A strange title, and a stranger image with a pair of zebras and a road, but in keeping with the current fascination with animals during the SDL Spring Roadshows I thought it was quite fitting. Nothing at all to do with the subject other than the Zebras may be duplicated and they are hovering a road to somewhere that looks cold!
The problem posed at the SDL Trados Roadshow in Helsinki by some very technical attendees, after the event was over, was about how to efficiently work on a Translation Memory (TM) so you could remove all the unnecessary duplicates.
The problem can be managed through Studio using the features available in the Translation Memory Maintenance View… but only if you know which segments are duplicates so you can find them. Not really helpful in this case where we actually want to be able to find the segments with same source but different target, and then remove the ones we don’t want with the aid of better QA features that are in the Studio Editor.
So the solution we came up with was to make use of two of the things we demonstrated during the events:
- SDLTmConvert – an OpenExchange application
- Frequently Occurring Units – a Project Management feature in Studio
To demonstrate how this works I took a TM from the DGT (just a sample of around 20k TUs), upgraded it to Studio and then using the SDLTmConvert application I converted it into XLIFF files. I don’t intend to work on these files directly so I just created 4 files with around 5000 TUs in each one.
I then created a project in Studio with these files and made sure that when I did this I applied the Frequently Occurring Units feature during the analysis:
This is a very cool feature in Studio that allows you to create an SDLXLIFF file containing only the segments that occur more than the number of times you set… I selected 2. If you use this when you are working on a Project with some colleagues, but you don’t have a TM Server (SDL GroupShare) where you can actively share the same TM as you work, then by translating this file first and then pre-translating the Project you can ensure consistency for these segments. Then you share the pre-translated files out for translation… so pretty neat.

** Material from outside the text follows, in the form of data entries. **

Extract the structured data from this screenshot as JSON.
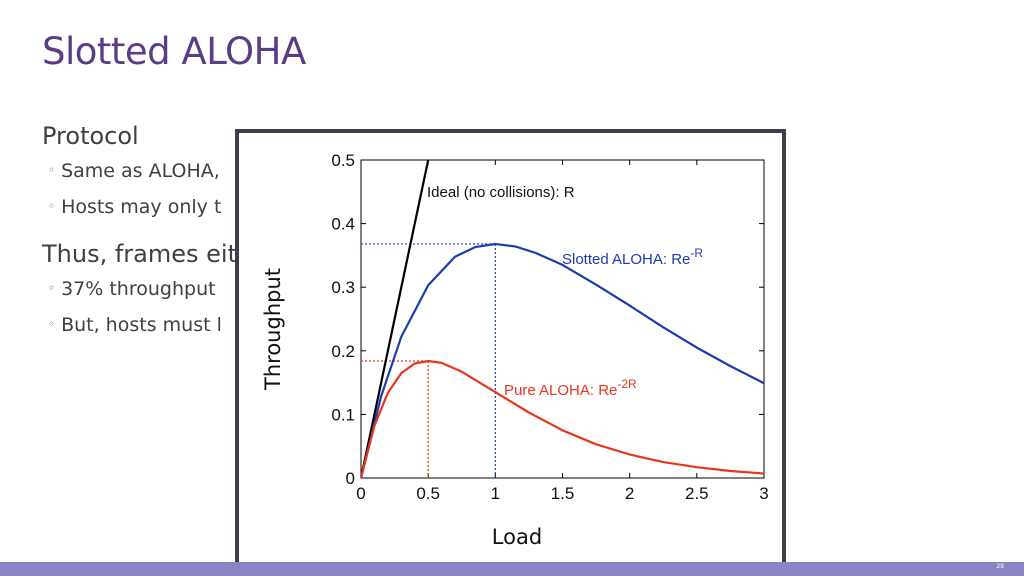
{
  "slide": {
    "title": "Slotted ALOHA",
    "heading1": "Protocol",
    "bullets1": [
      "Same as ALOHA,",
      "Hosts may only t"
    ],
    "heading2": "Thus, frames eit",
    "bullets2": [
      "37% throughput",
      "But, hosts must l"
    ],
    "page_number": "29",
    "colors": {
      "title": "#5b3d86",
      "footer": "#8a84c4"
    }
  },
  "chart_data": {
    "type": "line",
    "xlabel": "Load",
    "ylabel": "Throughput",
    "xlim": [
      0,
      3
    ],
    "ylim": [
      0,
      0.5
    ],
    "xticks": [
      "0",
      "0.5",
      "1",
      "1.5",
      "2",
      "2.5",
      "3"
    ],
    "yticks": [
      "0",
      "0.1",
      "0.2",
      "0.3",
      "0.4",
      "0.5"
    ],
    "grid": false,
    "series": [
      {
        "name": "Ideal (no collisions): R",
        "color": "#000000",
        "x": [
          0,
          0.5
        ],
        "y": [
          0,
          0.5
        ]
      },
      {
        "name": "Slotted ALOHA: Re",
        "exponent": "-R",
        "color": "#1a3cb0",
        "x": [
          0,
          0.15,
          0.3,
          0.5,
          0.7,
          0.85,
          1.0,
          1.15,
          1.3,
          1.5,
          1.75,
          2.0,
          2.25,
          2.5,
          2.75,
          3.0
        ],
        "y": [
          0,
          0.129,
          0.222,
          0.303,
          0.348,
          0.363,
          0.368,
          0.364,
          0.354,
          0.335,
          0.304,
          0.271,
          0.237,
          0.205,
          0.176,
          0.149
        ]
      },
      {
        "name": "Pure ALOHA: Re",
        "exponent": "-2R",
        "color": "#e8361e",
        "x": [
          0,
          0.1,
          0.2,
          0.3,
          0.4,
          0.5,
          0.6,
          0.75,
          1.0,
          1.25,
          1.5,
          1.75,
          2.0,
          2.25,
          2.5,
          2.75,
          3.0
        ],
        "y": [
          0,
          0.082,
          0.134,
          0.165,
          0.18,
          0.184,
          0.181,
          0.167,
          0.135,
          0.103,
          0.075,
          0.053,
          0.037,
          0.025,
          0.017,
          0.011,
          0.007
        ]
      }
    ],
    "annotations": [
      {
        "color": "#1a3cb0",
        "x": 1.0,
        "y": 0.368
      },
      {
        "color": "#e8361e",
        "x": 0.5,
        "y": 0.184
      }
    ]
  }
}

But for my purposes I’m interested in the TUs that occur more than once so I can find the duplicates in the TM and remove the ones I don’t want. So to do this I add the exported file (which is created in a folder called “Exports” in the Studio Project folder) to my Project as a translatable file and then open it with my TM attached. I now see things like this:
So 1. is my TM Results window and 2. is the active segment in my Frequently Occurring Units export. You can see I have 5 results, so I can now decide which ones I wish to keep and I can remove the rest one at a time, or by selecting more than one at a time, by right-clicking in the TM Results window and selecting “Delete Translation Unit”:
If I also ensure my TM is not set to update so I don’t mess with the context information that may be on the TU then I can work through the file confirming segments and then I know exactly where I got to and can easily return to the task on another day if there are so many TUs to correct.
I thought this was quite a neat solution using the Studio Platform to solve a problem that perhaps many people have come across and then resorted to other, perhaps more arduous means to resolve it.